Eight years ago, the Master Settlement Agreement of 1998 severely limited the tobacco industry's advertising, marketing and lobbying activities and required tobacco companies to pay states over $200 billion through 2025. What is the state of tobacco control today and what are the next steps?

Kenneth Warner
"This is the first conference of many where we will be looking at our current interventions and asking critical questions of what the future research needs are to collectively make smoking history in our society,'' said Gregory Connolly, HSPH professor of the practice of public health and former director of the Massachusetts Department of Public Health's Tobacco Control Program.
The workshop, "Can We Make Smoking History In Our Lifetime?'', was sponsored by HSPH's Tobacco Control Working Group.

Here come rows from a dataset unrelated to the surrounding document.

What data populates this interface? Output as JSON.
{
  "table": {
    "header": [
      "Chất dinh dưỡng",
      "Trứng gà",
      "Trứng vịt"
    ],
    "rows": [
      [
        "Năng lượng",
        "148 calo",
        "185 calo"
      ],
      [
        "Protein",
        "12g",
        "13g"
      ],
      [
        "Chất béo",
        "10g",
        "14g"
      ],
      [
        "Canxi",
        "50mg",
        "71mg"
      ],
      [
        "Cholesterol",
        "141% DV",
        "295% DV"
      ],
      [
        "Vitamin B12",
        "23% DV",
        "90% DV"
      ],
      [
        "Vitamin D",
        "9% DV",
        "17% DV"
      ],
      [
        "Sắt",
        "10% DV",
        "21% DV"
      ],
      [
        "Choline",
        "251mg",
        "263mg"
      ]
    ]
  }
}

"We think we have the tools now to further reduce tobacco use, but we need new ideas and new research to make our society smoke-free," said Connolly.
For example, while smoking among men is down by half over the past 30 years, rates among women-historically lower than those for men-are now equal to rates for men, Connolly noted.

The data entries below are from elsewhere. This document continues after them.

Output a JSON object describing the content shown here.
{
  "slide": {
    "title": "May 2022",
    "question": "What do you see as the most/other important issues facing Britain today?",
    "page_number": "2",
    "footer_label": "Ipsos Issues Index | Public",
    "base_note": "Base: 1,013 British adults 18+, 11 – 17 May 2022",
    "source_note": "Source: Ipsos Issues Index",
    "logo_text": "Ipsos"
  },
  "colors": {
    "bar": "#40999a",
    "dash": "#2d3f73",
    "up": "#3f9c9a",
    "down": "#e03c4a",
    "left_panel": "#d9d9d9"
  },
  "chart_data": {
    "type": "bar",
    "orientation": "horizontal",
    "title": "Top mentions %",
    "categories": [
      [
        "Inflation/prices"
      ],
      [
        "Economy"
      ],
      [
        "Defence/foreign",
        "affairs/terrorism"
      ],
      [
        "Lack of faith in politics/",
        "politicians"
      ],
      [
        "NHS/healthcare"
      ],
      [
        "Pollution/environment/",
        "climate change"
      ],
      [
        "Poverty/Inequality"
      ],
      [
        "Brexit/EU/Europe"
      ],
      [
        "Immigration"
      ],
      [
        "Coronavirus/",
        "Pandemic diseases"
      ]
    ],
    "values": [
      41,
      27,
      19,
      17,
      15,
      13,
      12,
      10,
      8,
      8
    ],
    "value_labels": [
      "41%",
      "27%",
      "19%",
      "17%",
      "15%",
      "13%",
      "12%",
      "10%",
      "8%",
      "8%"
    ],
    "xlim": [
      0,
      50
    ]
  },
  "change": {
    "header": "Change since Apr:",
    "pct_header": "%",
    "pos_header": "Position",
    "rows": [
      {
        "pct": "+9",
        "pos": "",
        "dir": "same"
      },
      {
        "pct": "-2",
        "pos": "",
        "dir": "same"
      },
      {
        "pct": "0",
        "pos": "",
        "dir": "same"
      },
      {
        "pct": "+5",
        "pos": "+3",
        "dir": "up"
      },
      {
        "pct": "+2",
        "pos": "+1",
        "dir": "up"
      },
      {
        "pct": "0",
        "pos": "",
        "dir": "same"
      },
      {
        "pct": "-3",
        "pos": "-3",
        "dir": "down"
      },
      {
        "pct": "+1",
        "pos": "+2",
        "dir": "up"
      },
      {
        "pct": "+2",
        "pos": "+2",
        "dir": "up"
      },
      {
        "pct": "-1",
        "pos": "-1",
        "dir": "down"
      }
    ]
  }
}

"There could be different factors that contribute to women smoking and to them quitting,'' he said. "We have to critically look at identifying what those factors are and what the research needs are, and then work together to provide guidance to the scientific community and to the public health community.''
A special presentation was given at lunch by Kenneth Warner, Dean of the University of Michigan School of Public Health. He spoke about tobacco economies and the future, speculating on how high a pack of cigarettes may cost before a black market in tobacco products emerges. Taxation is one tool that has been used to deter tobacco use.

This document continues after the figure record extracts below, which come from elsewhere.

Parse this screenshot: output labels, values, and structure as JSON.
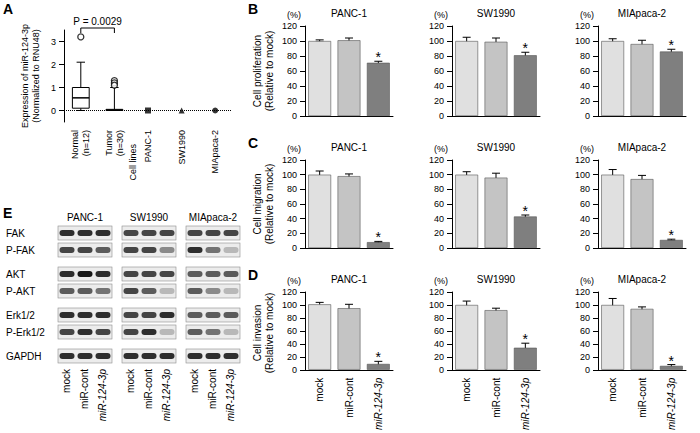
{
  "chart_data": [
    {
      "panel": "A",
      "type": "boxplot",
      "y_label": "Expression of miR-124-3p\n(Normalized to RNU48)",
      "categories": [
        "Normal\n(n=12)",
        "Tumor\n(n=30)",
        "PANC-1",
        "SW1990",
        "MIApaca-2"
      ],
      "group_label": "Cell lines",
      "boxes": [
        {
          "min": 0,
          "q1": 0.1,
          "median": 0.55,
          "q3": 1.0,
          "max": 2.1
        },
        {
          "min": 0,
          "q1": 0,
          "median": 0.02,
          "q3": 0.05,
          "max": 1.0
        },
        null,
        null,
        null
      ],
      "outliers": [
        [
          3.2
        ],
        [
          1.3,
          1.2,
          1.1
        ],
        [],
        [],
        []
      ],
      "points": {
        "values": [
          null,
          null,
          0,
          0,
          0
        ],
        "marker": [
          null,
          null,
          "square",
          "triangle",
          "circle"
        ]
      },
      "annotation": "P = 0.0029",
      "reference_line": 0,
      "color": "#000000",
      "ylim": [
        -0.5,
        3.5
      ],
      "yticks": [
        0,
        1,
        2,
        3
      ],
      "grid": false
    },
    {
      "panel": "B",
      "type": "bar",
      "title": "PANC-1",
      "unit_label": "(%)",
      "y_label": "Cell proliferation\n(Relative to mock)",
      "categories": [
        "mock",
        "miR-cont",
        "miR-124-3p"
      ],
      "values": [
        100,
        101,
        71
      ],
      "errors": [
        1.5,
        3,
        2
      ],
      "significance": [
        null,
        null,
        "*"
      ],
      "colors": [
        "#e0e0e0",
        "#c4c4c4",
        "#7f7f7f"
      ],
      "ylim": [
        0,
        120
      ],
      "yticks": [
        0,
        20,
        40,
        60,
        80,
        100,
        120
      ],
      "grid": false,
      "tick_labels": "y"
    },
    {
      "type": "bar",
      "title": "SW1990",
      "unit_label": "(%)",
      "categories": [
        "mock",
        "miR-cont",
        "miR-124-3p"
      ],
      "values": [
        100,
        99,
        81
      ],
      "errors": [
        5,
        5,
        4
      ],
      "significance": [
        null,
        null,
        "*"
      ],
      "colors": [
        "#e0e0e0",
        "#c4c4c4",
        "#7f7f7f"
      ],
      "ylim": [
        0,
        120
      ],
      "yticks": [
        0,
        20,
        40,
        60,
        80,
        100,
        120
      ],
      "grid": false,
      "tick_labels": "y"
    },
    {
      "type": "bar",
      "title": "MIApaca-2",
      "unit_label": "(%)",
      "categories": [
        "mock",
        "miR-cont",
        "miR-124-3p"
      ],
      "values": [
        100,
        96,
        86
      ],
      "errors": [
        3,
        5,
        3
      ],
      "significance": [
        null,
        null,
        "*"
      ],
      "colors": [
        "#e0e0e0",
        "#c4c4c4",
        "#7f7f7f"
      ],
      "ylim": [
        0,
        120
      ],
      "yticks": [
        0,
        20,
        40,
        60,
        80,
        100,
        120
      ],
      "grid": false,
      "tick_labels": "y"
    },
    {
      "panel": "C",
      "type": "bar",
      "title": "PANC-1",
      "unit_label": "(%)",
      "y_label": "Cell migration\n(Relative to mock)",
      "categories": [
        "mock",
        "miR-cont",
        "miR-124-3p"
      ],
      "values": [
        100,
        98,
        8
      ],
      "errors": [
        5,
        3,
        1
      ],
      "significance": [
        null,
        null,
        "*"
      ],
      "colors": [
        "#e0e0e0",
        "#c4c4c4",
        "#7f7f7f"
      ],
      "ylim": [
        0,
        120
      ],
      "yticks": [
        0,
        20,
        40,
        60,
        80,
        100,
        120
      ],
      "grid": false,
      "tick_labels": "y"
    },
    {
      "type": "bar",
      "title": "SW1990",
      "unit_label": "(%)",
      "categories": [
        "mock",
        "miR-cont",
        "miR-124-3p"
      ],
      "values": [
        100,
        96,
        43
      ],
      "errors": [
        4,
        6,
        2
      ],
      "significance": [
        null,
        null,
        "*"
      ],
      "colors": [
        "#e0e0e0",
        "#c4c4c4",
        "#7f7f7f"
      ],
      "ylim": [
        0,
        120
      ],
      "yticks": [
        0,
        20,
        40,
        60,
        80,
        100,
        120
      ],
      "grid": false,
      "tick_labels": "y"
    },
    {
      "type": "bar",
      "title": "MIApaca-2",
      "unit_label": "(%)",
      "categories": [
        "mock",
        "miR-cont",
        "miR-124-3p"
      ],
      "values": [
        100,
        94,
        11
      ],
      "errors": [
        7,
        5,
        1
      ],
      "significance": [
        null,
        null,
        "*"
      ],
      "colors": [
        "#e0e0e0",
        "#c4c4c4",
        "#7f7f7f"
      ],
      "ylim": [
        0,
        120
      ],
      "yticks": [
        0,
        20,
        40,
        60,
        80,
        100,
        120
      ],
      "grid": false,
      "tick_labels": "y"
    },
    {
      "panel": "D",
      "type": "bar",
      "title": "PANC-1",
      "unit_label": "(%)",
      "y_label": "Cell invasion\n(Relative to mock)",
      "categories": [
        "mock",
        "miR-cont",
        "miR-124-3p"
      ],
      "values": [
        101,
        95,
        9
      ],
      "errors": [
        3,
        6,
        4
      ],
      "significance": [
        null,
        null,
        "*"
      ],
      "colors": [
        "#e0e0e0",
        "#c4c4c4",
        "#7f7f7f"
      ],
      "ylim": [
        0,
        120
      ],
      "yticks": [
        0,
        20,
        40,
        60,
        80,
        100,
        120
      ],
      "grid": false
    },
    {
      "type": "bar",
      "title": "SW1990",
      "unit_label": "(%)",
      "categories": [
        "mock",
        "miR-cont",
        "miR-124-3p"
      ],
      "values": [
        100,
        92,
        34
      ],
      "errors": [
        6,
        3,
        7
      ],
      "significance": [
        null,
        null,
        "*"
      ],
      "colors": [
        "#e0e0e0",
        "#c4c4c4",
        "#7f7f7f"
      ],
      "ylim": [
        0,
        120
      ],
      "yticks": [
        0,
        20,
        40,
        60,
        80,
        100,
        120
      ],
      "grid": false
    },
    {
      "type": "bar",
      "title": "MIApaca-2",
      "unit_label": "(%)",
      "categories": [
        "mock",
        "miR-cont",
        "miR-124-3p"
      ],
      "values": [
        100,
        94,
        6
      ],
      "errors": [
        10,
        3,
        2
      ],
      "significance": [
        null,
        null,
        "*"
      ],
      "colors": [
        "#e0e0e0",
        "#c4c4c4",
        "#7f7f7f"
      ],
      "ylim": [
        0,
        120
      ],
      "yticks": [
        0,
        20,
        40,
        60,
        80,
        100,
        120
      ],
      "grid": false
    }
  ],
  "western_blot": {
    "panel": "E",
    "titles": [
      "PANC-1",
      "SW1990",
      "MIApaca-2"
    ],
    "lanes": [
      "mock",
      "miR-cont",
      "miR-124-3p"
    ],
    "rows": [
      {
        "label": "FAK",
        "intensity": [
          [
            0.8,
            0.8,
            0.8
          ],
          [
            0.7,
            0.7,
            0.7
          ],
          [
            0.7,
            0.7,
            0.7
          ]
        ]
      },
      {
        "label": "P-FAK",
        "intensity": [
          [
            0.7,
            0.7,
            0.6
          ],
          [
            0.7,
            0.7,
            0.4
          ],
          [
            0.8,
            0.5,
            0.2
          ]
        ]
      },
      {
        "label": "AKT",
        "intensity": [
          [
            0.8,
            0.9,
            0.8
          ],
          [
            0.7,
            0.7,
            0.7
          ],
          [
            0.6,
            0.6,
            0.6
          ]
        ]
      },
      {
        "label": "P-AKT",
        "intensity": [
          [
            0.6,
            0.6,
            0.5
          ],
          [
            0.7,
            0.6,
            0.2
          ],
          [
            0.6,
            0.4,
            0.2
          ]
        ]
      },
      {
        "label": "Erk1/2",
        "intensity": [
          [
            0.8,
            0.8,
            0.8
          ],
          [
            0.7,
            0.7,
            0.8
          ],
          [
            0.6,
            0.6,
            0.6
          ]
        ]
      },
      {
        "label": "P-Erk1/2",
        "intensity": [
          [
            0.7,
            0.8,
            0.7
          ],
          [
            0.7,
            0.8,
            0.2
          ],
          [
            0.6,
            0.5,
            0.2
          ]
        ]
      },
      {
        "label": "GAPDH",
        "intensity": [
          [
            0.8,
            0.8,
            0.8
          ],
          [
            0.8,
            0.8,
            0.8
          ],
          [
            0.8,
            0.8,
            0.8
          ]
        ]
      }
    ]
  }
}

Other participants in the workshop included Matthew Myers of the Campaign for Smoke Free Kids; Lois Biener of the Center for Survey Research at the University of Massachusetts Boston; David Burns of the University of California San Diego, Medical School; Howard Koh of HSPH; K. Michael Cummings of the Roswell Park Cancer Institute; Dorothy Hatsukami of the University of Minnesota; Jack Henningfield of Pinney Associates, Inc.; Neil Collishaw of Physicians for a Smoke-Free Canada; Nancy Rigotti of the MGH Tobacco Research and Treatment Center; Mitch Zeller of Pinney Associates; Michael Crosby of the Interfaith Center on Corporate Responsibility; Alan Brandt of Harvard Medical School; and Richard Daynard of the Northeastern University School of Law.